Confinement oblige (le troisième), on ne croise aucun touriste à Marseille. Certes quelques familles sont de sortie pour marquer le coup en ce début de vacances, mais c'est bien la morosité qui domine.
Ça commence comme une partie de Où est Charlie ? Dans la série de livres à succès, le joueur doit repérer le personnage-titre planqué dans le décor, un casse-tête redoutable.
Nous, c'est le touriste qu'on a voulu dénicher à Marseille, en ce premier week-end de vacances de Pâques sous confinement.
"Des touristes ? Zéro, rien, nada, se désole un restaurateur, qui vend des crêpes avec vue imprenable sur le Vieux-Port.

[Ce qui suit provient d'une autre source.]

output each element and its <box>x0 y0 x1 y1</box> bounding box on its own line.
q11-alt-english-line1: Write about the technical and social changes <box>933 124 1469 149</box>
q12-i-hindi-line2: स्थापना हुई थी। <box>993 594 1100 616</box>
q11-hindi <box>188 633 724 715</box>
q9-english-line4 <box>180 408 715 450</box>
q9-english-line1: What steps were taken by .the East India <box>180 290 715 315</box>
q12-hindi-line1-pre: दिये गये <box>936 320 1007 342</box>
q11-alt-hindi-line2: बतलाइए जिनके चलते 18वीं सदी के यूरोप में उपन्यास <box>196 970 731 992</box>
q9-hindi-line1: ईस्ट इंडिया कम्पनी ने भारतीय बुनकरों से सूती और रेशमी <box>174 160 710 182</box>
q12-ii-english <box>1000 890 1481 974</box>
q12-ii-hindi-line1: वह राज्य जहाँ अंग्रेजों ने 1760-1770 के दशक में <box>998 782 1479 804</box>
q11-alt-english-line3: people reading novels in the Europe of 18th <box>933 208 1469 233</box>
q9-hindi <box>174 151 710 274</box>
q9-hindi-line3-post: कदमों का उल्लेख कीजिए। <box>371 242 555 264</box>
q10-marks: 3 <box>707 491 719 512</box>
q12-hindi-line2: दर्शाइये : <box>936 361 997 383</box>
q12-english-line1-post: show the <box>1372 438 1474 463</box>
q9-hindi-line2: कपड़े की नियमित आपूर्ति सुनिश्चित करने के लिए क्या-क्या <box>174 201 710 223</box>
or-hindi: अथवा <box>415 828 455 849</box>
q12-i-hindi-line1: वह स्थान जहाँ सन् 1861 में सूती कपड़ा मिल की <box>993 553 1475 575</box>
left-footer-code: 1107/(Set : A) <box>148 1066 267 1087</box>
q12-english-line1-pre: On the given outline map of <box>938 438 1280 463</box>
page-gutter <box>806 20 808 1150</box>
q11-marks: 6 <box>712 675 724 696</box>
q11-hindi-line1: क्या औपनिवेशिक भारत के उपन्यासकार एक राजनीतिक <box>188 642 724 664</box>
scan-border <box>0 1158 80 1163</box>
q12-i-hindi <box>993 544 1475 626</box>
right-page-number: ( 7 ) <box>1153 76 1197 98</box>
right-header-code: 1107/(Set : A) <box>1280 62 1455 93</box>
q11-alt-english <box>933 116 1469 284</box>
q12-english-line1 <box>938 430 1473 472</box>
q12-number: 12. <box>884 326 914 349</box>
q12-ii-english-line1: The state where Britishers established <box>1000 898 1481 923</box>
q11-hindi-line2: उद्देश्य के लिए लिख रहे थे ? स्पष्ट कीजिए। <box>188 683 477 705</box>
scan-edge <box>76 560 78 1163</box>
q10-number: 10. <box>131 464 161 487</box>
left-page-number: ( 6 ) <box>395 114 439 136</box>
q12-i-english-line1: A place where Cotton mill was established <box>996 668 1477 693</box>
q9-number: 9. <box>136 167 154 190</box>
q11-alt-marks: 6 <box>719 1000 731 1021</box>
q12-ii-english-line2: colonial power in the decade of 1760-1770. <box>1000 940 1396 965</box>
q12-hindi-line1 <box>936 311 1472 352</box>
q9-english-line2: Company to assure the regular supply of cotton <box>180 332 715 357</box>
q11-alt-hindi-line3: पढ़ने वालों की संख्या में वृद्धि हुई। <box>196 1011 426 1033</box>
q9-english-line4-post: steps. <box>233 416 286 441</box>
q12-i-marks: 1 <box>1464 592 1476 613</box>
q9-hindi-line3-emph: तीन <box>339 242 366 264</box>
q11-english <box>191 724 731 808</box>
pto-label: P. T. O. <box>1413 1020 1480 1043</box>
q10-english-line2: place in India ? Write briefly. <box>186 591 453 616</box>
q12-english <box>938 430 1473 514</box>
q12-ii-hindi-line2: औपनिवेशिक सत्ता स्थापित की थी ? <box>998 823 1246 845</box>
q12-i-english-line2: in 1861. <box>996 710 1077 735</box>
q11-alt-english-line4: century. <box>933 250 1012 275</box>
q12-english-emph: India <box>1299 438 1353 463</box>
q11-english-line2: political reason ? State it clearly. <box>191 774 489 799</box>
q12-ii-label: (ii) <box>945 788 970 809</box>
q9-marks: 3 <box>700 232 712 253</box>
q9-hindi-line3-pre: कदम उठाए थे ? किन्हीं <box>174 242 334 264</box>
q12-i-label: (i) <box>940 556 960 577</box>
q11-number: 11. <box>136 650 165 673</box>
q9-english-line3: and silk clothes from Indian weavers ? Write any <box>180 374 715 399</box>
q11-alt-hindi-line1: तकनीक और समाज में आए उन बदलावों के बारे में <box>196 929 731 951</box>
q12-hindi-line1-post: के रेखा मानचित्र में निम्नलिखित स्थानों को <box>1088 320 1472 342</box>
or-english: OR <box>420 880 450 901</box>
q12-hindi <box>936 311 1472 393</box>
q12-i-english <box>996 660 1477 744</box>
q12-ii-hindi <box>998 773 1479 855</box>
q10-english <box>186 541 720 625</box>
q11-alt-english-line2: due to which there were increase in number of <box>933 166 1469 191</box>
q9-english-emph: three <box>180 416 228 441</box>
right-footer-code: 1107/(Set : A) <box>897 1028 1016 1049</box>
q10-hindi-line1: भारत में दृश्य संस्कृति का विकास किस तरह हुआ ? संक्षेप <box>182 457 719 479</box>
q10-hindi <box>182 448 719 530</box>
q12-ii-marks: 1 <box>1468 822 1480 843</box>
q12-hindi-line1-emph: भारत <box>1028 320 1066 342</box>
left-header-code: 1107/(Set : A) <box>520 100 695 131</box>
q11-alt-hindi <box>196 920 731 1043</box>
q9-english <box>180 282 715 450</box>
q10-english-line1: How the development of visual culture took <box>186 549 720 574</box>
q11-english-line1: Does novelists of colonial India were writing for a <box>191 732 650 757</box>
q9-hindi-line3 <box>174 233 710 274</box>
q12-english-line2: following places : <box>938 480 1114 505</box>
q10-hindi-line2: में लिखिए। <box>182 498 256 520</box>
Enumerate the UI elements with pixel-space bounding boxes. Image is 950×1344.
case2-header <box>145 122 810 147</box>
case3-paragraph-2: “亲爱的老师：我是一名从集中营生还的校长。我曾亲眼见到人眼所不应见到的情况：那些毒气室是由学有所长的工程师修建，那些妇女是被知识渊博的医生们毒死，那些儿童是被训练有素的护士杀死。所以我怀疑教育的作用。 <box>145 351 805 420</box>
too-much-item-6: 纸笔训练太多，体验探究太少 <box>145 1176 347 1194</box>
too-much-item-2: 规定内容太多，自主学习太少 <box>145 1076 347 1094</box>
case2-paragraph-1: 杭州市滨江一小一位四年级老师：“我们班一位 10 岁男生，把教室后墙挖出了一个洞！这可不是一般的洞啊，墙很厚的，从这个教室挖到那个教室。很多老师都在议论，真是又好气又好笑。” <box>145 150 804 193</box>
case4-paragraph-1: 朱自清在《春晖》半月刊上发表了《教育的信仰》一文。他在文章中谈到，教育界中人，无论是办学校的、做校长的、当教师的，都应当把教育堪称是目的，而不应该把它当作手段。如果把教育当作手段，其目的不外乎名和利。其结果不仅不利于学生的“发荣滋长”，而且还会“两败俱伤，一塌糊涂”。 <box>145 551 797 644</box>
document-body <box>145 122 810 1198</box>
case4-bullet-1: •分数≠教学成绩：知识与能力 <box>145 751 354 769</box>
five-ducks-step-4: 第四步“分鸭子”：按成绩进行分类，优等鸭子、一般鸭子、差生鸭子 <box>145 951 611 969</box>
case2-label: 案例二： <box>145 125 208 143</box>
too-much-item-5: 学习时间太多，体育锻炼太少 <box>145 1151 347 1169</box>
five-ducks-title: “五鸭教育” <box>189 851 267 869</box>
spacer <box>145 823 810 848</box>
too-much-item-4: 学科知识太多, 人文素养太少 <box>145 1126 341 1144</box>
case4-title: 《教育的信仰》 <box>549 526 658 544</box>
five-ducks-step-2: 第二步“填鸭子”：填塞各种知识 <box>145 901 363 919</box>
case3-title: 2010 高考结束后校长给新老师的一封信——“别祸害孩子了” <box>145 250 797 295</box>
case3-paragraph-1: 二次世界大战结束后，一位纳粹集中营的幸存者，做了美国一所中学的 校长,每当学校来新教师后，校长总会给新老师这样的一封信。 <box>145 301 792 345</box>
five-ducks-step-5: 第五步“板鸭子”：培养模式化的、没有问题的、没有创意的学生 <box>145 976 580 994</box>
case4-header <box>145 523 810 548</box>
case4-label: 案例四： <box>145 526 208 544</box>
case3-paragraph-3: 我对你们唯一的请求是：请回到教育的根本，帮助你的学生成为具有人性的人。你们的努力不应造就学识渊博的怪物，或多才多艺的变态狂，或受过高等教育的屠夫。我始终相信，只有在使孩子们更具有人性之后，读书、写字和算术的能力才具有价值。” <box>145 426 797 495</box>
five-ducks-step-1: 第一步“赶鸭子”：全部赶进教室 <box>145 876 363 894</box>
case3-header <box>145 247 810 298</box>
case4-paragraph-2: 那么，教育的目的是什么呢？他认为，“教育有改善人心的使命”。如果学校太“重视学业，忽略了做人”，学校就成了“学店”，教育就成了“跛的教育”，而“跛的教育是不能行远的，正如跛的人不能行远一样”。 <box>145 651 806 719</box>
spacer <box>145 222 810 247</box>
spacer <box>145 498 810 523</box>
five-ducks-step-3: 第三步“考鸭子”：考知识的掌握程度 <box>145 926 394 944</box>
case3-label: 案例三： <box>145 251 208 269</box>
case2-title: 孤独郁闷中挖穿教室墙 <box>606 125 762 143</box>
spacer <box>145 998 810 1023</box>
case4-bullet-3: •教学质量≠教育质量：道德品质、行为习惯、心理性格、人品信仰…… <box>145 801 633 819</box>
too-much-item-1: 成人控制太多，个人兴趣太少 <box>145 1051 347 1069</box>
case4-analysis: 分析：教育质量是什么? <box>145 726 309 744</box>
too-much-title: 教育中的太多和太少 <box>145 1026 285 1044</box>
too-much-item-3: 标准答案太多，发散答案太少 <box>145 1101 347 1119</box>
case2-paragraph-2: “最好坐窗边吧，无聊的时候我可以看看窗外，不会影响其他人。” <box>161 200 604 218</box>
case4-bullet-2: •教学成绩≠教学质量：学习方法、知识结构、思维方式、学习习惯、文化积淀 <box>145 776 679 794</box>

D'habitude, à cette période, on entend parler russe, anglais, espagnol... Tout ça, c'est fini !"
10 km à pied, ça use, ça use
Confinement oblige, les frontières sont fermées, les déplacements interdits au-delà de 10 kilomètres de son domicile. Forcément, ça vous tue un centre-ville.
Notre crêpier, étonnant sosie de l'humoriste Éric Judor, avec ses dents blanches, son teint mat et son regard malicieux, plafonne à dix crêpes par jour. Et encore, "dans les bons jours".
Marseillais, le bonhomme ? Sans doute un peu. Il n'empêche : il doit bien rembourser son loyer de 8.000 euros, et ça, ça devient vraiment compliqué.
Quant aux glaciers, n'en parlons pas. Aucun client, et en plus, il pleut. À se demander pourquoi ils ouvrent.
Waterloo, morne plaine
Un peu plus loin, face à la mer, c'est la vente à la criée. Là aussi, les pêcheurs désespèrent. On crie un peu moins, on s'étrangle un peu plus. Pas beaucoup de monde en ce début de vacances, et ce sera pire la semaine prochaine : c'est ramadan.
"Les musulmans représentent une grosse partie de notre clientèle, commente une vendeuse de poissons, la voix éraillée. Mais pendant ramadan, ils cuisinent plutôt des plats à la viande. Le peu d'argent qu'on faisait, ce sera fini."
Une jeune femme est là, venue se fournir en maquereaux, pour les besoins d'un barbecue. "Obrigado" [merci], répond-elle en portugais, quand on lui tend ses poissons. Une touriste, enfin ? Eh non ! Madame est bien Marseillaise.
Ses deux enfants l'accompagnent, savourant leurs premiers instants de vacances. Ils racontent que jeudi, ils partiront dans les Alpes, chez leurs grands-parents.
"C'est mon mari qui les emmène, c'est la seule solution de garde qu'on a pu trouver pour les vacances", précise leur mère. Qui les envie, sans doute un peu. Ou s'en réjouit, allez savoir ?
"C'est la catastrophe, c'est déprimant." À l'intérieur de l'honorable maison Empereur, plus vieille quincaillerie de France et repaire touristique, au coeur du quartier populaire de Noailles, le responsable du rayon casseroles et autres poêles en acier ("à dégraisser au gros sel, vous ne connaissez pas le principe ?") n'y va pas avec le dos de la cuillère.
Parisien débarqué à Marseille il y a trois ans, il n'a jamais connu ça : "On se fait beaucoup de souci. Même pour une maison aux fondations solides comme la nôtre, c'est compliqué."
L'amplitude horaire d'ouverture a été réduite, le personnel également. On aurait pu croire qu'en raison du confinement, et en prévision des vacances, les Marseillais allaient se ruer en quincaillerie, pour les petits travaux du quotidien. Eh bien, pas du tout.
Calanques abandonnées
Poussant plus loin, jusqu'aux calanques, on n'a pas croisé plus de monde. Et c'est tant mieux, selon Didier Réault, le président du parc national.
"On a de la chance, il pleut, ça n'attire pas les foules", confie-t-il, remerciant Jupiter de faire tomber l'ondée sur le premier week-end de vacances.
"Ce n'est pas que les visiteurs ne sont pas les bienvenus, rectifie-t-il aussitôt. Mais il faut qu'ils soient respectueux." Ce qui est loin d'être toujours le cas : la surfréquentation engendre d'énormes problèmes environnementaux, dans les calanques, comme à la Sainte-Victoire ou à la source de l'Huveaune.
Morosité toujours, jusque dans les coins les plus paradisiaques : va-t-on un jour sortir de ce dimanche sans fin ? Attendez la mi-mai, temporise l'exécutif, pour une éventuelle réouverture des terrasses et des lieux culturels.
Mais même ça, ça n'emballe pas tellement le crêpier du Vieux-Port : "Les gens dépensent moins, ils restent à la maison, cuisinent chez eux. Ils ont de nouvelles habitudes de consommation. Quand tout rouvrira, ils les conserveront."
Le désespoir jusqu'au bout, on vous dit.